The Real Impact of Ransomware Remains Unknown
Private organisations aren’t always obliged to report cyberattacks, so the real impact of ransomware is far from being known in terms of prevalence and cost. It’s hard to say how often victims choose to pay the ransom, but considering the incidence of the events, it’s clearly the targets do it often enough to encourage cybercriminals to invest in this method.
In October 2019, the FBI’s Internet Crime Complaint Centre stated that since 2018, the number of indiscriminate ransomware attacks dropped, but the effects of the incursions grew. Cybercriminals set more targeted attacks, invest in sophisticated tools, and the overall result remains damaging for victims.

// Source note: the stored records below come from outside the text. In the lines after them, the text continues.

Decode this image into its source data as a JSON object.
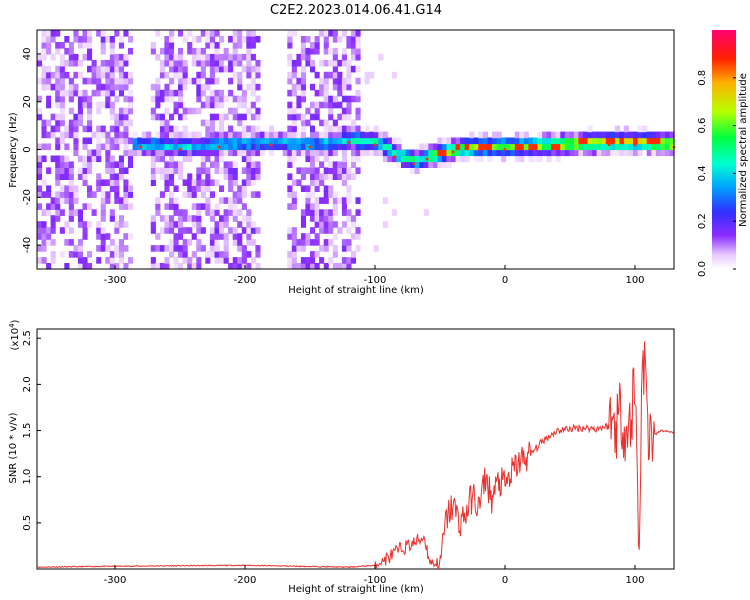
{
  "title": "C2E2.2023.014.06.41.G14",
  "colors": {
    "snr_line": "#e8302c",
    "colormap": [
      "#ffffff",
      "#e6c8ff",
      "#c07aff",
      "#7a1cff",
      "#3030ff",
      "#00c0ff",
      "#00ff60",
      "#c8ff00",
      "#ff8000",
      "#ff0000",
      "#ff0040"
    ]
  },
  "chart_data": [
    {
      "type": "heatmap",
      "title": "",
      "xlabel": "Height of straight line (km)",
      "ylabel": "Frequency (Hz)",
      "xlim": [
        -360,
        130
      ],
      "ylim": [
        -50,
        50
      ],
      "x_ticks": [
        "-300",
        "-200",
        "-100",
        "0",
        "100"
      ],
      "y_ticks": [
        "-40",
        "-20",
        "0",
        "20",
        "40"
      ],
      "colorbar": {
        "label": "Normalized spectral amplitude",
        "range": [
          0,
          1
        ],
        "ticks": [
          "0.0",
          "0.2",
          "0.4",
          "0.6",
          "0.8"
        ]
      },
      "ridge": {
        "x": [
          -280,
          -250,
          -220,
          -180,
          -150,
          -120,
          -100,
          -85,
          -70,
          -60,
          -40,
          -20,
          0,
          40,
          80,
          100,
          130
        ],
        "frequency": [
          1,
          0,
          1,
          2,
          1,
          3,
          2,
          -3,
          -6,
          -4,
          -1,
          0,
          0,
          1,
          2,
          2,
          1
        ]
      }
    },
    {
      "type": "line",
      "title": "",
      "xlabel": "Height of straight line (km)",
      "ylabel": "SNR (10 * v/v)",
      "y_scale_label": "(x10",
      "y_scale_exponent": "4",
      "xlim": [
        -360,
        130
      ],
      "ylim": [
        0,
        2.6
      ],
      "x_ticks": [
        "-300",
        "-200",
        "-100",
        "0",
        "100"
      ],
      "y_ticks": [
        "0.5",
        "1.0",
        "1.5",
        "2.0",
        "2.5"
      ],
      "series": [
        {
          "name": "",
          "x": [
            -360,
            -300,
            -200,
            -120,
            -100,
            -90,
            -80,
            -70,
            -62,
            -58,
            -50,
            -45,
            -40,
            -35,
            -30,
            -25,
            -20,
            -15,
            -10,
            -5,
            0,
            10,
            20,
            30,
            40,
            50,
            60,
            70,
            80,
            85,
            90,
            95,
            100,
            103,
            106,
            110,
            115,
            120,
            130
          ],
          "y": [
            0.02,
            0.03,
            0.04,
            0.02,
            0.04,
            0.12,
            0.22,
            0.28,
            0.35,
            0.08,
            0.05,
            0.55,
            0.7,
            0.5,
            0.6,
            0.8,
            0.65,
            1.0,
            0.75,
            0.95,
            0.9,
            1.15,
            1.25,
            1.4,
            1.5,
            1.52,
            1.53,
            1.52,
            1.55,
            1.6,
            1.7,
            1.4,
            2.05,
            0.2,
            2.5,
            1.5,
            1.45,
            1.5,
            1.48
          ]
        }
      ]
    }
  ]
}
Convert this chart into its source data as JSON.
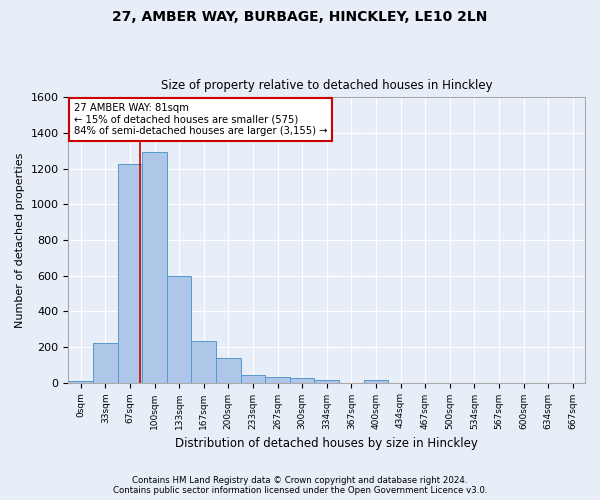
{
  "title1": "27, AMBER WAY, BURBAGE, HINCKLEY, LE10 2LN",
  "title2": "Size of property relative to detached houses in Hinckley",
  "xlabel": "Distribution of detached houses by size in Hinckley",
  "ylabel": "Number of detached properties",
  "footer1": "Contains HM Land Registry data © Crown copyright and database right 2024.",
  "footer2": "Contains public sector information licensed under the Open Government Licence v3.0.",
  "bin_labels": [
    "0sqm",
    "33sqm",
    "67sqm",
    "100sqm",
    "133sqm",
    "167sqm",
    "200sqm",
    "233sqm",
    "267sqm",
    "300sqm",
    "334sqm",
    "367sqm",
    "400sqm",
    "434sqm",
    "467sqm",
    "500sqm",
    "534sqm",
    "567sqm",
    "600sqm",
    "634sqm",
    "667sqm"
  ],
  "bar_values": [
    10,
    220,
    1225,
    1295,
    595,
    235,
    140,
    45,
    30,
    25,
    15,
    0,
    15,
    0,
    0,
    0,
    0,
    0,
    0,
    0,
    0
  ],
  "bar_color": "#aec6e8",
  "bar_edge_color": "#5599cc",
  "bg_color": "#e8eef8",
  "grid_color": "#ffffff",
  "annotation_line1": "27 AMBER WAY: 81sqm",
  "annotation_line2": "← 15% of detached houses are smaller (575)",
  "annotation_line3": "84% of semi-detached houses are larger (3,155) →",
  "annotation_box_color": "#ffffff",
  "annotation_box_edge": "#cc0000",
  "vline_color": "#cc0000",
  "vline_x_data": 2.42,
  "ylim": [
    0,
    1600
  ],
  "yticks": [
    0,
    200,
    400,
    600,
    800,
    1000,
    1200,
    1400,
    1600
  ]
}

When they hit public institutions like hospitals, governments, municipalities, police departments and schools, the visibility of the attacks is higher. The extent of the attacks is also more considerable because public organisations don’t have the same resources to fight cyberattacks and rely on an outdated IT infrastructure.
Ransomware seems to have evolved from an attack directed towards customers to an invasion of organisations’ data.